Charles Robbins has been writing about politics and government for decades, as a newspaper reporter, congressional and campaign operative, public affairs executive, Navy officer, and author.
After graduating from Princeton, where he was elected editor-in-chief of The Nassau Literary Review, he began his career as a copyboy at the New York Post, answering often full-volume cries across the newsroom from the editor who had penned the legendary “Headless Body in Topless Bar” headline.
Robbins earned a master’s in journalism from Columbia University and decamped to the Omaha World-Herald, then a metro paper with seven daily editions. As night police reporter, he broke a national story on drug-gang initiation rites and was promoted to the political team.
Robbins moved back east to serve as chief political reporter for the Ottaway chain in New York’s Hudson Valley. After a few years, and eager for a more direct role in politics, he moved to Washington as press secretary for a Pennsylvania congressman. Five months later, the Pennsylvanian lost his seat – Robbins was not solely responsible – and Robbins landed with Iowa Congressman Fred Grandy, a Harvard honors grad and classical stage actor best known as Gopher on the TV sitcom The Love Boat. A year later, Robbins moved to Des Moines and ran the press shop for Grandy’s gubernatorial campaign. They nearly unseated a three-term incumbent.
Now with statewide Iowa experience, Robbins signed on as communications director for a nascent presidential campaign – for Pennsylvania Senator Arlen Specter. Thirteen months later, Specter suspended his campaign weeks shy of the Iowa caucuses. Robbins told Specter he planned to leave to write a novel, and gave him a plot summary.
Specter said, “I’ve got a much better story for you – mine.” Specter had developed the Single Bullet Theory as a Warren Commission lawyer and played pivotal roles on Supreme Court nominations of Robert Bork and Clarence Thomas. Robbins spent much of the next three years collaborating with Specter on what would become Passion for Truth, a memoir on watershed events in 20th Century America. Robbins interviewed – in person – former President Ford, Cuban President Fidel Castro, and the Kennedy trauma and autopsy surgeons, among others.

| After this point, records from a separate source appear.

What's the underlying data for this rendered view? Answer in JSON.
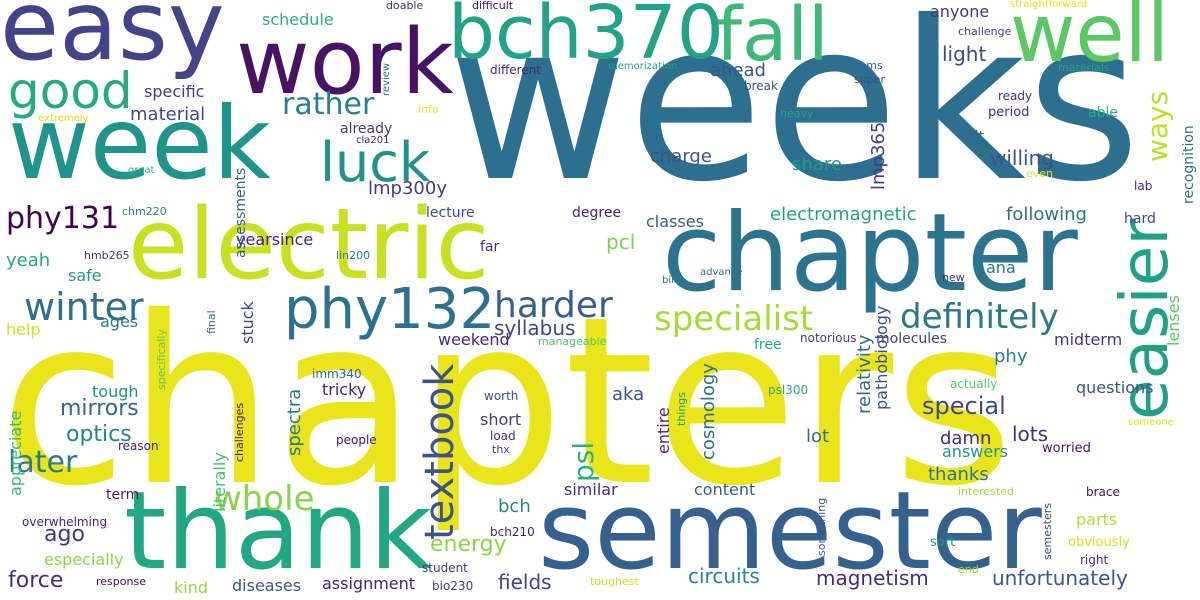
{
  "words": [
    {
      "text": "weeks",
      "color": "#2c6f8e"
    },
    {
      "text": "chapters",
      "color": "#e9e51a"
    },
    {
      "text": "semester",
      "color": "#34618d"
    },
    {
      "text": "chapter",
      "color": "#2c738e"
    },
    {
      "text": "electric",
      "color": "#c8e020"
    },
    {
      "text": "thank",
      "color": "#22a785"
    },
    {
      "text": "week",
      "color": "#1f948c"
    },
    {
      "text": "easy",
      "color": "#414487"
    },
    {
      "text": "work",
      "color": "#471365"
    },
    {
      "text": "bch370",
      "color": "#20a386"
    },
    {
      "text": "fall",
      "color": "#3aba76"
    },
    {
      "text": "well",
      "color": "#5cc863"
    },
    {
      "text": "easier",
      "color": "#1fa187"
    },
    {
      "text": "phy132",
      "color": "#2c728e"
    },
    {
      "text": "luck",
      "color": "#21918c"
    },
    {
      "text": "good",
      "color": "#25ab82"
    },
    {
      "text": "textbook",
      "color": "#3b528b"
    },
    {
      "text": "winter",
      "color": "#2d708e"
    },
    {
      "text": "harder",
      "color": "#355f8d"
    },
    {
      "text": "specialist",
      "color": "#a5db36"
    },
    {
      "text": "definitely",
      "color": "#2a788e"
    },
    {
      "text": "whole",
      "color": "#86d549"
    },
    {
      "text": "rather",
      "color": "#26828e"
    },
    {
      "text": "phy131",
      "color": "#440154"
    },
    {
      "text": "later",
      "color": "#297b8e"
    },
    {
      "text": "ways",
      "color": "#bddf26"
    },
    {
      "text": "psl",
      "color": "#2ab07f"
    },
    {
      "text": "special",
      "color": "#3e4989"
    },
    {
      "text": "magnetism",
      "color": "#472d7b"
    },
    {
      "text": "unfortunately",
      "color": "#375a8c"
    },
    {
      "text": "circuits",
      "color": "#23888e"
    },
    {
      "text": "fields",
      "color": "#414487"
    },
    {
      "text": "energy",
      "color": "#8bd646"
    },
    {
      "text": "optics",
      "color": "#25838e"
    },
    {
      "text": "mirrors",
      "color": "#31688e"
    },
    {
      "text": "force",
      "color": "#472d7b"
    },
    {
      "text": "ago",
      "color": "#453882"
    },
    {
      "text": "syllabus",
      "color": "#3f4889"
    },
    {
      "text": "electromagnetic",
      "color": "#20a386"
    },
    {
      "text": "charge",
      "color": "#3b528b"
    },
    {
      "text": "lmp300y",
      "color": "#433e85"
    },
    {
      "text": "lmp365",
      "color": "#443b84"
    },
    {
      "text": "lots",
      "color": "#46327e"
    },
    {
      "text": "relativity",
      "color": "#2e6e8e"
    },
    {
      "text": "cosmology",
      "color": "#2d708e"
    },
    {
      "text": "spectra",
      "color": "#287c8e"
    },
    {
      "text": "pathobiology",
      "color": "#3d4e8a"
    },
    {
      "text": "lenses",
      "color": "#5ec962"
    },
    {
      "text": "recognition",
      "color": "#2d718e"
    },
    {
      "text": "willing",
      "color": "#3a548c"
    },
    {
      "text": "following",
      "color": "#2c728e"
    },
    {
      "text": "light",
      "color": "#3f4889"
    },
    {
      "text": "ahead",
      "color": "#38588c"
    },
    {
      "text": "anyone",
      "color": "#46327e"
    },
    {
      "text": "schedule",
      "color": "#2ab07f"
    },
    {
      "text": "material",
      "color": "#3e4989"
    },
    {
      "text": "specific",
      "color": "#433d84"
    },
    {
      "text": "already",
      "color": "#453781"
    },
    {
      "text": "yearsince",
      "color": "#481f70"
    },
    {
      "text": "lecture",
      "color": "#3e4a89"
    },
    {
      "text": "degree",
      "color": "#482173"
    },
    {
      "text": "classes",
      "color": "#365d8d"
    },
    {
      "text": "pcl",
      "color": "#7ad151"
    },
    {
      "text": "share",
      "color": "#1f9a8a"
    },
    {
      "text": "ana",
      "color": "#2a788e"
    },
    {
      "text": "lab",
      "color": "#482576"
    },
    {
      "text": "hard",
      "color": "#3e4989"
    },
    {
      "text": "yeah",
      "color": "#22a884"
    },
    {
      "text": "safe",
      "color": "#1f9a8a"
    },
    {
      "text": "ages",
      "color": "#29798e"
    },
    {
      "text": "help",
      "color": "#d2e21b"
    },
    {
      "text": "stuck",
      "color": "#404588"
    },
    {
      "text": "weekend",
      "color": "#482878"
    },
    {
      "text": "far",
      "color": "#46307e"
    },
    {
      "text": "molecules",
      "color": "#433d84"
    },
    {
      "text": "midterm",
      "color": "#46337f"
    },
    {
      "text": "phy",
      "color": "#27808e"
    },
    {
      "text": "questions",
      "color": "#3b528b"
    },
    {
      "text": "tough",
      "color": "#20928c"
    },
    {
      "text": "tricky",
      "color": "#482576"
    },
    {
      "text": "aka",
      "color": "#3b528b"
    },
    {
      "text": "lot",
      "color": "#2c728e"
    },
    {
      "text": "damn",
      "color": "#472c7a"
    },
    {
      "text": "answers",
      "color": "#1f968b"
    },
    {
      "text": "thanks",
      "color": "#2b758e"
    },
    {
      "text": "appreciate",
      "color": "#38b977"
    },
    {
      "text": "literally",
      "color": "#46c06f"
    },
    {
      "text": "short",
      "color": "#433d84"
    },
    {
      "text": "entire",
      "color": "#482475"
    },
    {
      "text": "bch",
      "color": "#23898e"
    },
    {
      "text": "similar",
      "color": "#472d7b"
    },
    {
      "text": "content",
      "color": "#355f8d"
    },
    {
      "text": "parts",
      "color": "#b5de2b"
    },
    {
      "text": "term",
      "color": "#481a6c"
    },
    {
      "text": "especially",
      "color": "#8bd646"
    },
    {
      "text": "kind",
      "color": "#93d741"
    },
    {
      "text": "diseases",
      "color": "#3a548c"
    },
    {
      "text": "assignment",
      "color": "#482173"
    },
    {
      "text": "free",
      "color": "#22a884"
    },
    {
      "text": "people",
      "color": "#471063"
    },
    {
      "text": "worth",
      "color": "#3e4989"
    },
    {
      "text": "worried",
      "color": "#471365"
    },
    {
      "text": "right",
      "color": "#462f7c"
    },
    {
      "text": "obviously",
      "color": "#d5e21a"
    },
    {
      "text": "sort",
      "color": "#1f988b"
    },
    {
      "text": "brace",
      "color": "#471063"
    },
    {
      "text": "interested",
      "color": "#9dd93b"
    },
    {
      "text": "end",
      "color": "#a0da39"
    },
    {
      "text": "toughest",
      "color": "#cae11f"
    },
    {
      "text": "student",
      "color": "#46337f"
    },
    {
      "text": "bio230",
      "color": "#453882"
    },
    {
      "text": "bch210",
      "color": "#481b6d"
    },
    {
      "text": "response",
      "color": "#46085c"
    },
    {
      "text": "overwhelming",
      "color": "#481f70"
    },
    {
      "text": "reason",
      "color": "#482071"
    },
    {
      "text": "challenges",
      "color": "#481b6d"
    },
    {
      "text": "specifically",
      "color": "#5ac864"
    },
    {
      "text": "imm340",
      "color": "#2f6c8e"
    },
    {
      "text": "final",
      "color": "#2d708e"
    },
    {
      "text": "manageable",
      "color": "#4fc46a"
    },
    {
      "text": "notorious",
      "color": "#423f85"
    },
    {
      "text": "psl300",
      "color": "#2ab07f"
    },
    {
      "text": "actually",
      "color": "#52c569"
    },
    {
      "text": "something",
      "color": "#38588c"
    },
    {
      "text": "semesters",
      "color": "#3d4e8a"
    },
    {
      "text": "someone",
      "color": "#e0e318"
    },
    {
      "text": "things",
      "color": "#1f9e89"
    },
    {
      "text": "load",
      "color": "#46307e"
    },
    {
      "text": "thx",
      "color": "#453781"
    },
    {
      "text": "lin200",
      "color": "#26828e"
    },
    {
      "text": "hmb265",
      "color": "#46327e"
    },
    {
      "text": "chm220",
      "color": "#297b8e"
    },
    {
      "text": "advance",
      "color": "#2a788e"
    },
    {
      "text": "bird",
      "color": "#2a788e"
    },
    {
      "text": "new",
      "color": "#46307e"
    },
    {
      "text": "great",
      "color": "#2ab07f"
    },
    {
      "text": "extremely",
      "color": "#d5e21a"
    },
    {
      "text": "info",
      "color": "#ece51b"
    },
    {
      "text": "cla201",
      "color": "#482878"
    },
    {
      "text": "review",
      "color": "#2c728e"
    },
    {
      "text": "doable",
      "color": "#46327e"
    },
    {
      "text": "difficult",
      "color": "#471063"
    },
    {
      "text": "memorization",
      "color": "#20a386"
    },
    {
      "text": "different",
      "color": "#482374"
    },
    {
      "text": "break",
      "color": "#3b528b"
    },
    {
      "text": "programs",
      "color": "#2e6e8e"
    },
    {
      "text": "super",
      "color": "#3d4e8a"
    },
    {
      "text": "heavy",
      "color": "#20a386"
    },
    {
      "text": "period",
      "color": "#46307e"
    },
    {
      "text": "ready",
      "color": "#472d7b"
    },
    {
      "text": "able",
      "color": "#2ab07f"
    },
    {
      "text": "bit",
      "color": "#31688e"
    },
    {
      "text": "even",
      "color": "#e7e419"
    },
    {
      "text": "challenge",
      "color": "#433e85"
    },
    {
      "text": "straightforward",
      "color": "#e2e418"
    },
    {
      "text": "materials",
      "color": "#1fa287"
    },
    {
      "text": "assessments",
      "color": "#34618d"
    }
  ]
}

Robbins finally began drafting what would become his first novel, The Accomplice, as he ran media shops for XM Satellite Radio, helping to launch its national service, and a federal agency. Along the way, he also earned a direct commission as a Navy reserve officer and wrote speeches for the Secretary of the Navy, served underway on submarines, and ran a department at a Pentagon-based unit. In 2007, Robbins completed a low-residence MFA program at Queens University of Charlotte, where he finished most of The Accomplice as a master’s thesis.
In May 2010, Specter lost his Senate seat in a primary, and he and Robbins collaborated on a second non-fiction book, this one focusing on the death of the political center. Thomas Dunne Books / St. Martin’s Press published Life Among the Cannibals in March 2012.
After submitting the Cannibals manuscript, Robbins showed the publisher a draft of The Accomplice, which Dunne / St. Martin’s ultimately published in September 2012. Publishers Weekly wrote in a boxed, starred review: “. . . A riveting look at how love, lust, and murder can derail a presidential campaign. . . a must read.” Kirkus Reviews wrote: "Robbins stocks his impressive first novel with great characters . . . The narrative flows freely and easily, the dialogue crackles, and the comedy comfortably coexists with the drama. . . this book sets itself apart from most political thrillers with equal parts insight and imagination.” Library Journal featured The Accomplice in its “Fabulous Fall Firsts.”
Thomas Dunne Books offered Robbins a chance to collaborate with former Senate Majority Leader Tom Daschle on a high-end civics book about the Senate. The U.S. Senate was published in January 2013.
Robbins is finishing a second novel, a high-end thriller set largely in the 1930s Senate, based on material he discovered while researching The U.S. Senate.